Outra boa notícia vem do fato de que os excelentes resultados obtidos com a semaglutida em adultos se estendem a adolescentes com obesidade. Num estudo publicado recentemente, 73% dos jovens medicados atingiram uma perda de peso corporal superior a 5%, contra apenas 18% dos que receberam placebo. A droga produziu uma perda de peso média de 15% (contra 2% no grupo placebo). Um ensaio clínico similar com a tirzepatida está em curso, com resultados previstos para 2027.

Além de promoverem extraordinária perda de peso, as novas drogas trazem outros benefícios (muitos deles derivados da própria redução de peso): diminuição nos níveis de açúcar circulante, melhora no perfil das lipoproteínas (aumento de HDL, queda de LDL e triglicérides), atenuação da inflamação sistêmica e controle da pressão arterial. Como se nota, há bons motivos que justifiquem a euforia.

Há, no entanto, questões de ordem prática que arrefecem o entusiasmo. Eis a água no chope.

Nos ensaios clínicos mais robustos, os participantes tratados com os novos medicamentos seguiram, concomitantemente, um programa de atividade física e alimentação saudável. Sem a efetiva mudança de comportamento, a perda de peso seria a mesma? Ou ainda: quando da interrupção da medicação, os benefícios seriam mantidos sem a adoção de um estilo de vida saudável?

Tudo indica que não. Um estudo reportou a recuperação de dois terços do peso perdido apenas um ano depois da descontinuidade do tratamento combinado com semaglutida, exercícios e dieta. O desafio da manutenção dos ganhos, que assombra profissionais e pacientes, estende-se às novas drogas.

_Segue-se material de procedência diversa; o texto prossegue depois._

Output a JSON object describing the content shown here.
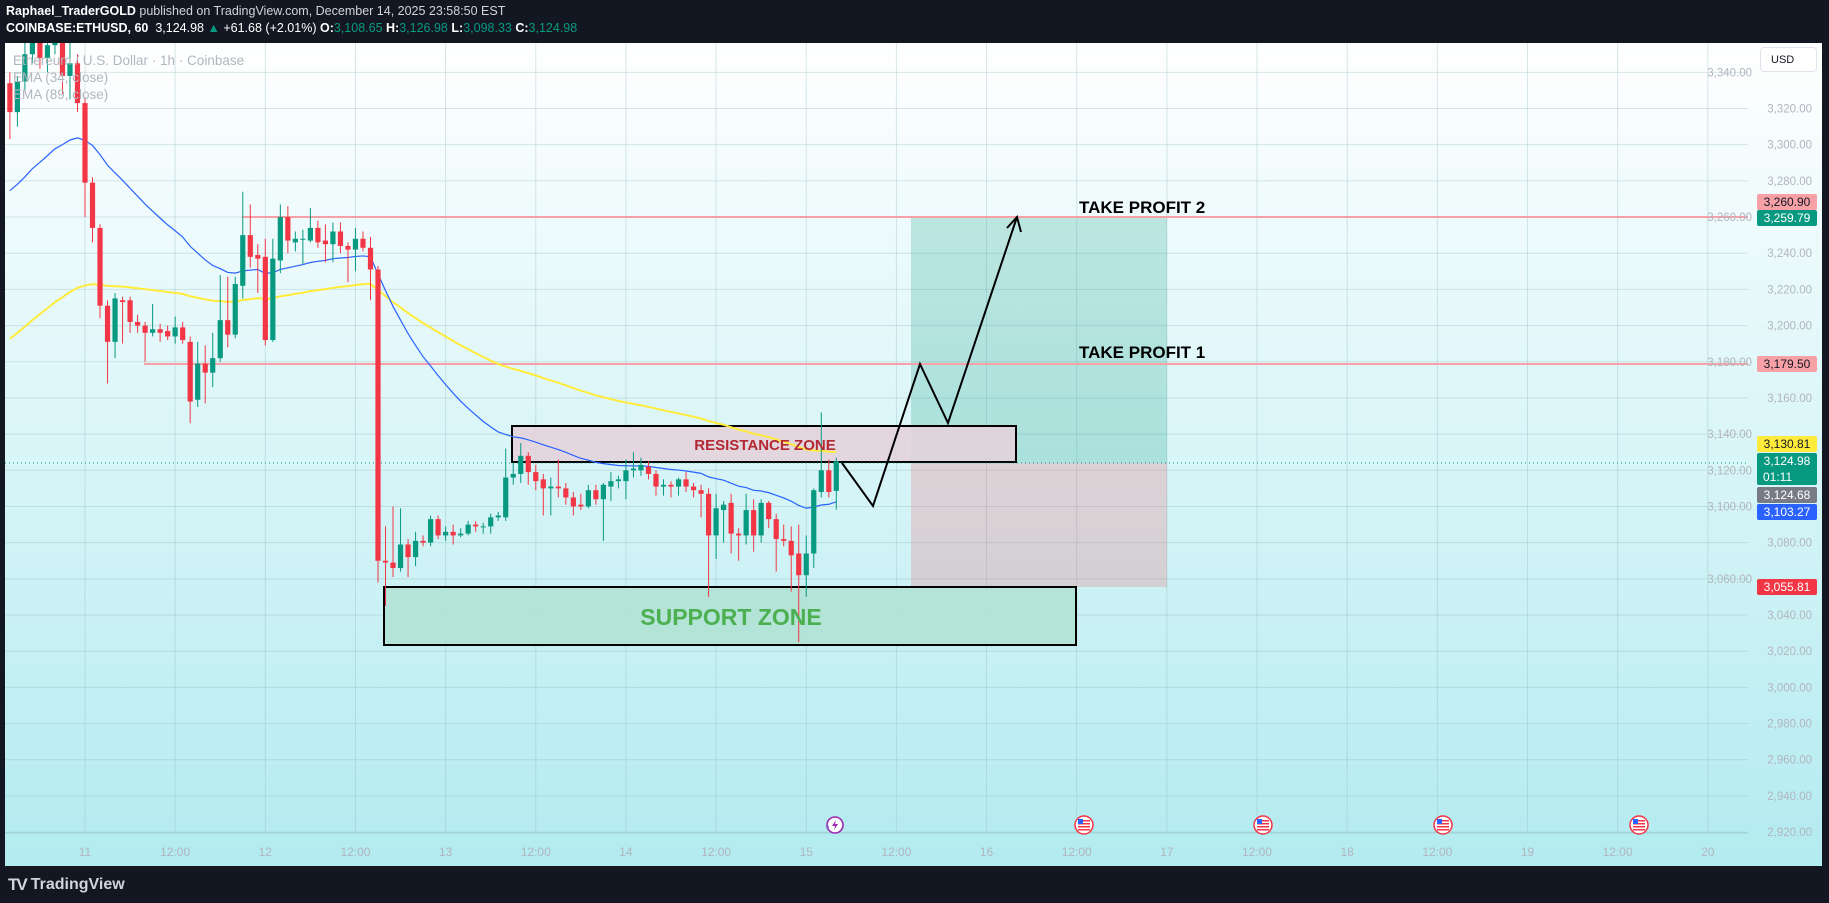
{
  "header": {
    "author": "Raphael_TraderGOLD",
    "published": "published on TradingView.com, December 14, 2025 23:58:50 EST",
    "symbol": "COINBASE:ETHUSD, 60",
    "last": "3,124.98",
    "change": "+61.68 (+2.01%)",
    "o_label": "O:",
    "o": "3,108.65",
    "h_label": "H:",
    "h": "3,126.98",
    "l_label": "L:",
    "l": "3,098.33",
    "c_label": "C:",
    "c": "3,124.98",
    "up_icon": "triangle-up-icon"
  },
  "legend": {
    "title": "Ethereum / U.S. Dollar · 1h · Coinbase",
    "ema1": "EMA (34, close)",
    "ema2": "EMA (89, close)"
  },
  "currency_button": "USD",
  "colors": {
    "up": "#089981",
    "down": "#f23645",
    "ema34": "#2962ff",
    "ema89": "#ffeb3b",
    "target": "#f7a1a7"
  },
  "price_badges": [
    {
      "label": "3,260.90",
      "bg": "#f7a1a7",
      "fg": "#131722"
    },
    {
      "label": "3,259.79",
      "bg": "#089981",
      "fg": "#ffffff"
    },
    {
      "label": "3,179.50",
      "bg": "#f7a1a7",
      "fg": "#131722"
    },
    {
      "label": "3,130.81",
      "bg": "#ffeb3b",
      "fg": "#131722"
    },
    {
      "label": "3,124.98",
      "sub": "01:11",
      "bg": "#089981",
      "fg": "#ffffff"
    },
    {
      "label": "3,124.68",
      "bg": "#787b86",
      "fg": "#ffffff"
    },
    {
      "label": "3,103.27",
      "bg": "#2962ff",
      "fg": "#ffffff"
    },
    {
      "label": "3,055.81",
      "bg": "#f23645",
      "fg": "#ffffff"
    }
  ],
  "annotations": {
    "tp2": "TAKE PROFIT 2",
    "tp1": "TAKE PROFIT 1",
    "resistance": "RESISTANCE ZONE",
    "support": "SUPPORT ZONE"
  },
  "event_icons": [
    "lightning-event-icon",
    "us-flag-icon",
    "us-flag-icon",
    "us-flag-icon",
    "us-flag-icon"
  ],
  "footer": {
    "brand": "TradingView"
  },
  "chart_data": {
    "type": "candlestick",
    "interval": "1h",
    "start": "2025-12-10T14:00",
    "ylim": [
      2910,
      3356
    ],
    "grid": true,
    "y_ticks": [
      "3,340.00",
      "3,320.00",
      "3,300.00",
      "3,280.00",
      "3,260.00",
      "3,240.00",
      "3,220.00",
      "3,200.00",
      "3,180.00",
      "3,160.00",
      "3,140.00",
      "3,120.00",
      "3,100.00",
      "3,080.00",
      "3,060.00",
      "3,040.00",
      "3,020.00",
      "3,000.00",
      "2,980.00",
      "2,960.00",
      "2,940.00",
      "2,920.00"
    ],
    "x_ticks": [
      "11",
      "12:00",
      "12",
      "12:00",
      "13",
      "12:00",
      "14",
      "12:00",
      "15",
      "12:00",
      "16",
      "12:00",
      "17",
      "12:00",
      "18",
      "12:00",
      "19",
      "12:00",
      "20"
    ],
    "levels": {
      "take_profit_2": 3260.9,
      "take_profit_1": 3179.5,
      "last": 3124.98
    },
    "resistance_zone": [
      3124.6,
      3144.5
    ],
    "support_zone": [
      3023.6,
      3055.6
    ],
    "position": {
      "entry": 3124.98,
      "target": 3259.79,
      "stop": 3055.81
    },
    "ohlc": [
      [
        3334,
        3340,
        3303,
        3318
      ],
      [
        3318,
        3338,
        3310,
        3335
      ],
      [
        3335,
        3365,
        3330,
        3350
      ],
      [
        3350,
        3370,
        3345,
        3362
      ],
      [
        3362,
        3368,
        3342,
        3348
      ],
      [
        3348,
        3362,
        3340,
        3355
      ],
      [
        3355,
        3372,
        3350,
        3360
      ],
      [
        3360,
        3366,
        3328,
        3338
      ],
      [
        3338,
        3358,
        3325,
        3345
      ],
      [
        3345,
        3350,
        3318,
        3323
      ],
      [
        3323,
        3326,
        3260,
        3279
      ],
      [
        3279,
        3282,
        3246,
        3254
      ],
      [
        3254,
        3256,
        3204,
        3211
      ],
      [
        3211,
        3214,
        3168,
        3191
      ],
      [
        3191,
        3218,
        3182,
        3215
      ],
      [
        3214,
        3216,
        3190,
        3213
      ],
      [
        3214,
        3216,
        3196,
        3202
      ],
      [
        3202,
        3206,
        3196,
        3200
      ],
      [
        3200,
        3202,
        3180,
        3196
      ],
      [
        3196,
        3212,
        3194,
        3198
      ],
      [
        3198,
        3201,
        3191,
        3196
      ],
      [
        3197,
        3200,
        3192,
        3194
      ],
      [
        3194,
        3205,
        3190,
        3199
      ],
      [
        3199,
        3202,
        3190,
        3192
      ],
      [
        3191,
        3194,
        3146,
        3158
      ],
      [
        3159,
        3191,
        3155,
        3179
      ],
      [
        3179,
        3189,
        3157,
        3174
      ],
      [
        3174,
        3196,
        3166,
        3182
      ],
      [
        3182,
        3228,
        3180,
        3203
      ],
      [
        3203,
        3227,
        3188,
        3195
      ],
      [
        3195,
        3227,
        3193,
        3223
      ],
      [
        3222,
        3274,
        3215,
        3250
      ],
      [
        3250,
        3267,
        3232,
        3238
      ],
      [
        3239,
        3245,
        3218,
        3237
      ],
      [
        3238,
        3248,
        3189,
        3192
      ],
      [
        3192,
        3248,
        3191,
        3237
      ],
      [
        3236,
        3267,
        3229,
        3260
      ],
      [
        3260,
        3266,
        3240,
        3247
      ],
      [
        3246,
        3252,
        3241,
        3248
      ],
      [
        3248,
        3253,
        3234,
        3248
      ],
      [
        3247,
        3265,
        3246,
        3254
      ],
      [
        3254,
        3258,
        3243,
        3246
      ],
      [
        3247,
        3256,
        3235,
        3245
      ],
      [
        3245,
        3257,
        3235,
        3252
      ],
      [
        3252,
        3257,
        3240,
        3244
      ],
      [
        3244,
        3246,
        3224,
        3242
      ],
      [
        3242,
        3254,
        3230,
        3248
      ],
      [
        3248,
        3252,
        3241,
        3243
      ],
      [
        3243,
        3249,
        3214,
        3231
      ],
      [
        3231,
        3233,
        3058,
        3070
      ],
      [
        3070,
        3089,
        3045,
        3069
      ],
      [
        3069,
        3100,
        3061,
        3066
      ],
      [
        3066,
        3099,
        3064,
        3079
      ],
      [
        3079,
        3082,
        3061,
        3072
      ],
      [
        3072,
        3086,
        3067,
        3081
      ],
      [
        3081,
        3084,
        3078,
        3080
      ],
      [
        3080,
        3095,
        3078,
        3093
      ],
      [
        3093,
        3095,
        3082,
        3084
      ],
      [
        3084,
        3089,
        3081,
        3086
      ],
      [
        3086,
        3090,
        3079,
        3084
      ],
      [
        3084,
        3088,
        3083,
        3085
      ],
      [
        3085,
        3092,
        3084,
        3090
      ],
      [
        3090,
        3092,
        3086,
        3089
      ],
      [
        3089,
        3091,
        3085,
        3089
      ],
      [
        3089,
        3096,
        3085,
        3094
      ],
      [
        3094,
        3097,
        3092,
        3095
      ],
      [
        3094,
        3132,
        3092,
        3116
      ],
      [
        3116,
        3124,
        3112,
        3118
      ],
      [
        3118,
        3135,
        3113,
        3128
      ],
      [
        3128,
        3130,
        3112,
        3119
      ],
      [
        3119,
        3123,
        3109,
        3114
      ],
      [
        3115,
        3118,
        3095,
        3110
      ],
      [
        3110,
        3116,
        3095,
        3111
      ],
      [
        3111,
        3126,
        3105,
        3110
      ],
      [
        3110,
        3113,
        3101,
        3105
      ],
      [
        3105,
        3108,
        3095,
        3100
      ],
      [
        3101,
        3107,
        3098,
        3100
      ],
      [
        3100,
        3112,
        3099,
        3109
      ],
      [
        3109,
        3112,
        3101,
        3104
      ],
      [
        3104,
        3113,
        3081,
        3112
      ],
      [
        3111,
        3119,
        3103,
        3114
      ],
      [
        3114,
        3117,
        3110,
        3115
      ],
      [
        3114,
        3126,
        3104,
        3120
      ],
      [
        3120,
        3130,
        3116,
        3121
      ],
      [
        3120,
        3127,
        3117,
        3123
      ],
      [
        3122,
        3125,
        3115,
        3118
      ],
      [
        3118,
        3120,
        3106,
        3111
      ],
      [
        3111,
        3115,
        3106,
        3112
      ],
      [
        3112,
        3114,
        3105,
        3111
      ],
      [
        3111,
        3116,
        3106,
        3115
      ],
      [
        3115,
        3119,
        3108,
        3111
      ],
      [
        3111,
        3113,
        3105,
        3109
      ],
      [
        3109,
        3112,
        3094,
        3107
      ],
      [
        3107,
        3110,
        3050,
        3084
      ],
      [
        3084,
        3107,
        3071,
        3099
      ],
      [
        3098,
        3103,
        3080,
        3101
      ],
      [
        3102,
        3107,
        3074,
        3085
      ],
      [
        3085,
        3088,
        3070,
        3084
      ],
      [
        3084,
        3107,
        3079,
        3098
      ],
      [
        3098,
        3104,
        3075,
        3084
      ],
      [
        3084,
        3104,
        3080,
        3102
      ],
      [
        3102,
        3103,
        3088,
        3093
      ],
      [
        3093,
        3096,
        3064,
        3082
      ],
      [
        3082,
        3090,
        3078,
        3081
      ],
      [
        3081,
        3089,
        3053,
        3073
      ],
      [
        3074,
        3090,
        3025,
        3062
      ],
      [
        3062,
        3084,
        3050,
        3074
      ],
      [
        3074,
        3110,
        3066,
        3109
      ],
      [
        3108,
        3152,
        3105,
        3120
      ],
      [
        3120,
        3126,
        3105,
        3108
      ],
      [
        3108.65,
        3126.98,
        3098.33,
        3124.98
      ]
    ]
  }
}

Em estudos envolvendo participantes com diabetes do tipo dois e excesso de peso, são leves os eventos adversos mais comuns (náusea, vomito, dor abdominal, constipação e diarreia). Daí não se pode concluir que o uso irrestrito desses medicamentos é seguro para pessoas sem indicação de perda de peso. Mais movimento e melhor alimentação continuam sendo os "tratamentos" preferenciais para pneuzinhos, culotes e outros infortúnios estéticos.

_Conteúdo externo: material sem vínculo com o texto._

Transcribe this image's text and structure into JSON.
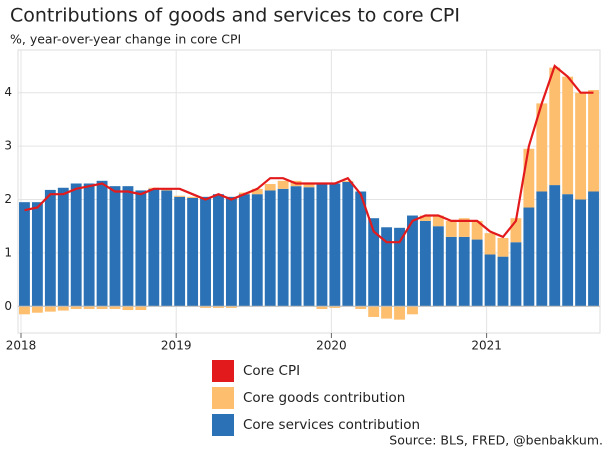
{
  "chart_data": {
    "type": "stacked_bar_line",
    "title": "Contributions of goods and services to core CPI",
    "subtitle": "%, year-over-year change in core CPI",
    "source": "Source: BLS, FRED, @benbakkum.",
    "categories": [
      "2018",
      null,
      null,
      null,
      null,
      null,
      null,
      null,
      null,
      null,
      null,
      null,
      "2019",
      null,
      null,
      null,
      null,
      null,
      null,
      null,
      null,
      null,
      null,
      null,
      "2020",
      null,
      null,
      null,
      null,
      null,
      null,
      null,
      null,
      null,
      null,
      null,
      "2021",
      null,
      null,
      null,
      null,
      null,
      null,
      null,
      null
    ],
    "series": [
      {
        "name": "Core services contribution",
        "color": "#2a72b5",
        "kind": "bar",
        "values": [
          1.95,
          1.95,
          2.18,
          2.22,
          2.3,
          2.3,
          2.35,
          2.25,
          2.25,
          2.17,
          2.2,
          2.17,
          2.05,
          2.03,
          2.05,
          2.1,
          2.05,
          2.1,
          2.1,
          2.17,
          2.2,
          2.25,
          2.23,
          2.3,
          2.3,
          2.33,
          2.15,
          1.65,
          1.48,
          1.47,
          1.7,
          1.6,
          1.5,
          1.3,
          1.3,
          1.25,
          0.97,
          0.93,
          1.2,
          1.85,
          2.15,
          2.27,
          2.1,
          2.0,
          2.15
        ]
      },
      {
        "name": "Core goods contribution",
        "color": "#fdbe6e",
        "kind": "bar",
        "values": [
          -0.15,
          -0.12,
          -0.1,
          -0.08,
          -0.05,
          -0.05,
          -0.05,
          -0.05,
          -0.07,
          -0.07,
          0.02,
          0.02,
          0.02,
          0.02,
          -0.03,
          -0.03,
          -0.03,
          0.03,
          0.1,
          0.12,
          0.15,
          0.1,
          0.07,
          -0.05,
          -0.03,
          0.02,
          -0.05,
          -0.2,
          -0.23,
          -0.25,
          -0.15,
          0.1,
          0.2,
          0.3,
          0.35,
          0.35,
          0.4,
          0.35,
          0.45,
          1.1,
          1.65,
          2.2,
          2.2,
          2.0,
          1.9
        ]
      },
      {
        "name": "Core CPI",
        "color": "#e31a1c",
        "kind": "line",
        "values": [
          1.8,
          1.85,
          2.1,
          2.1,
          2.2,
          2.25,
          2.3,
          2.15,
          2.15,
          2.1,
          2.2,
          2.2,
          2.2,
          2.1,
          2.0,
          2.1,
          2.0,
          2.1,
          2.2,
          2.4,
          2.4,
          2.3,
          2.3,
          2.3,
          2.3,
          2.4,
          2.1,
          1.4,
          1.2,
          1.2,
          1.6,
          1.7,
          1.7,
          1.6,
          1.6,
          1.6,
          1.4,
          1.3,
          1.6,
          3.0,
          3.8,
          4.5,
          4.3,
          4.0,
          4.0
        ]
      }
    ],
    "ylim": [
      -0.5,
      4.8
    ],
    "yticks": [
      0,
      1,
      2,
      3,
      4
    ],
    "grid": true
  }
}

Em países como Estados Unidos e Austrália, já se observa um efeito nefasto da glamourização dessas drogas: pessoas que realmente precisam delas não as encontram. Soma-se a isso o alto custo dos medicamentos —o tratamento com Ozempic, por exemplo, gira em torno de R$ 12 mil ao ano.

Estes podem ser entraves importantes ao acesso amplo e equitativo da população ao tratamento.

A despeito das lacunas e dificuldades postas, há de se reconhecer o potencial revolucionário que essas novas drogas apresentam. Não se trata de abnegar o estilo de vida como pilar da saúde, mas de celebrar a introdução de uma terapia aliada altamente capaz de combater a obesidade. A bala de prata ainda não existe, porém nosso arsenal ganhou arma extra.